In contrast, the active management approach involves an ongoing process of buying and selling individual securities based on fundamental research. As just one aspect of that research, Sheaff Brock portfolio manager Humphreys explains, he remains alert to interest rate movements, which are an ever-present factor in active management. Preferreds, he reminds us, are hybrid securities, blending traits of both stocks and bonds, and, like bonds, they are issued at a fixed par value and rated by independent credit agencies.

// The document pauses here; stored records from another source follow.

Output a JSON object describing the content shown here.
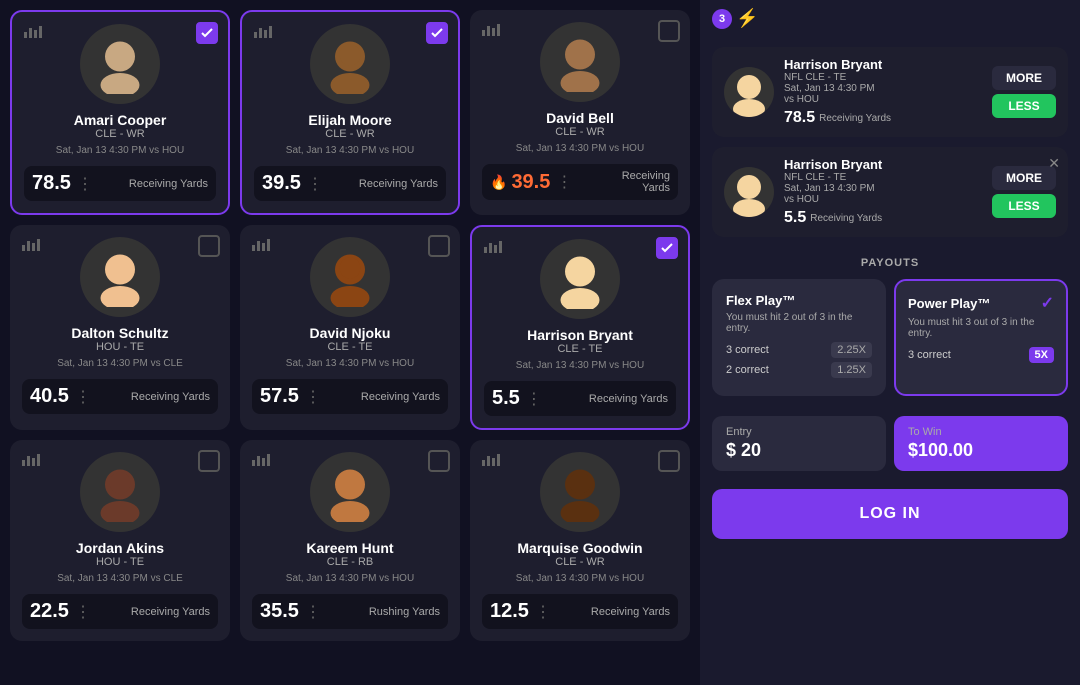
{
  "players": [
    {
      "id": 1,
      "name": "Amari Cooper",
      "team": "CLE - WR",
      "game_date": "Sat, Jan 13 4:30 PM",
      "game_vs": "vs HOU",
      "stat_value": "78.5",
      "stat_label": "Receiving Yards",
      "selected": true,
      "highlighted": false,
      "skin_color": "#c8a882"
    },
    {
      "id": 2,
      "name": "Elijah Moore",
      "team": "CLE - WR",
      "game_date": "Sat, Jan 13 4:30 PM",
      "game_vs": "vs HOU",
      "stat_value": "39.5",
      "stat_label": "Receiving Yards",
      "selected": true,
      "highlighted": false,
      "skin_color": "#8b5a2b"
    },
    {
      "id": 3,
      "name": "David Bell",
      "team": "CLE - WR",
      "game_date": "Sat, Jan 13 4:30 PM",
      "game_vs": "vs HOU",
      "stat_value": "39.5",
      "stat_label": "Receiving Yards",
      "selected": false,
      "highlighted": true,
      "skin_color": "#a0724a"
    },
    {
      "id": 4,
      "name": "Dalton Schultz",
      "team": "HOU - TE",
      "game_date": "Sat, Jan 13 4:30 PM",
      "game_vs": "vs CLE",
      "stat_value": "40.5",
      "stat_label": "Receiving Yards",
      "selected": false,
      "highlighted": false,
      "skin_color": "#f0c090"
    },
    {
      "id": 5,
      "name": "David Njoku",
      "team": "CLE - TE",
      "game_date": "Sat, Jan 13 4:30 PM",
      "game_vs": "vs HOU",
      "stat_value": "57.5",
      "stat_label": "Receiving Yards",
      "selected": false,
      "highlighted": false,
      "skin_color": "#8b4513"
    },
    {
      "id": 6,
      "name": "Harrison Bryant",
      "team": "CLE - TE",
      "game_date": "Sat, Jan 13 4:30 PM",
      "game_vs": "vs HOU",
      "stat_value": "5.5",
      "stat_label": "Receiving Yards",
      "selected": true,
      "highlighted": false,
      "skin_color": "#f5d5a0"
    },
    {
      "id": 7,
      "name": "Jordan Akins",
      "team": "HOU - TE",
      "game_date": "Sat, Jan 13 4:30 PM",
      "game_vs": "vs CLE",
      "stat_value": "22.5",
      "stat_label": "Receiving Yards",
      "selected": false,
      "highlighted": false,
      "skin_color": "#6b3a2a"
    },
    {
      "id": 8,
      "name": "Kareem Hunt",
      "team": "CLE - RB",
      "game_date": "Sat, Jan 13 4:30 PM",
      "game_vs": "vs HOU",
      "stat_value": "35.5",
      "stat_label": "Rushing Yards",
      "selected": false,
      "highlighted": false,
      "skin_color": "#c07840"
    },
    {
      "id": 9,
      "name": "Marquise Goodwin",
      "team": "CLE - WR",
      "game_date": "Sat, Jan 13 4:30 PM",
      "game_vs": "vs HOU",
      "stat_value": "12.5",
      "stat_label": "Receiving Yards",
      "selected": false,
      "highlighted": false,
      "skin_color": "#5a3010"
    }
  ],
  "slip": {
    "badge_count": "3",
    "card1": {
      "name": "Harrison Bryant",
      "league": "NFL",
      "team": "CLE - TE",
      "game_date": "Sat, Jan 13 4:30 PM",
      "game_vs": "vs HOU",
      "stat_value": "78.5",
      "stat_label": "Receiving Yards",
      "btn_more": "MORE",
      "btn_less": "LESS"
    },
    "card2": {
      "name": "Harrison Bryant",
      "league": "NFL",
      "team": "CLE - TE",
      "game_date": "Sat, Jan 13 4:30 PM",
      "game_vs": "vs HOU",
      "stat_value": "5.5",
      "stat_label": "Receiving Yards",
      "btn_more": "MORE",
      "btn_less": "LESS"
    }
  },
  "payouts": {
    "title": "PAYOUTS",
    "flex_play": {
      "label": "Flex Play™",
      "description": "You must hit 2 out of 3 in the entry.",
      "rows": [
        {
          "label": "3 correct",
          "multiplier": "2.25X"
        },
        {
          "label": "2 correct",
          "multiplier": "1.25X"
        }
      ]
    },
    "power_play": {
      "label": "Power Play™",
      "description": "You must hit 3 out of 3 in the entry.",
      "rows": [
        {
          "label": "3 correct",
          "multiplier": "5X"
        }
      ]
    }
  },
  "entry": {
    "label": "Entry",
    "value": "$ 20",
    "win_label": "To Win",
    "win_value": "$100.00"
  },
  "login_button": "LOG IN"
}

Active management also means constant evaluation, ranking qualified purchase “candidates” by duration, credit rating, yield to call, option-adjusted spread, and liquidity. Diversification is always an important factor when adding to—or subtracting from—holdings, Humphreys adds. While seeking that consistent income flow along with preservation of capital, a variety of sectors needs to be analyzed on an ongoing basis, including finance, real estate, banking (both global and U.S.), credit services, utilities, and other industries.
In an Abbot Downing paper Active Versus Passive Investing, the authors conclude that while the active/passive debate does not yield a clear-cut solution, “indexes are far from perfect and may not accurately reflect a manager’s strategy or target universe or, for that matter, the investor’s objectives.”
At Sheaff Brock, we believe that, when it comes to preferreds, it’s important to stay active!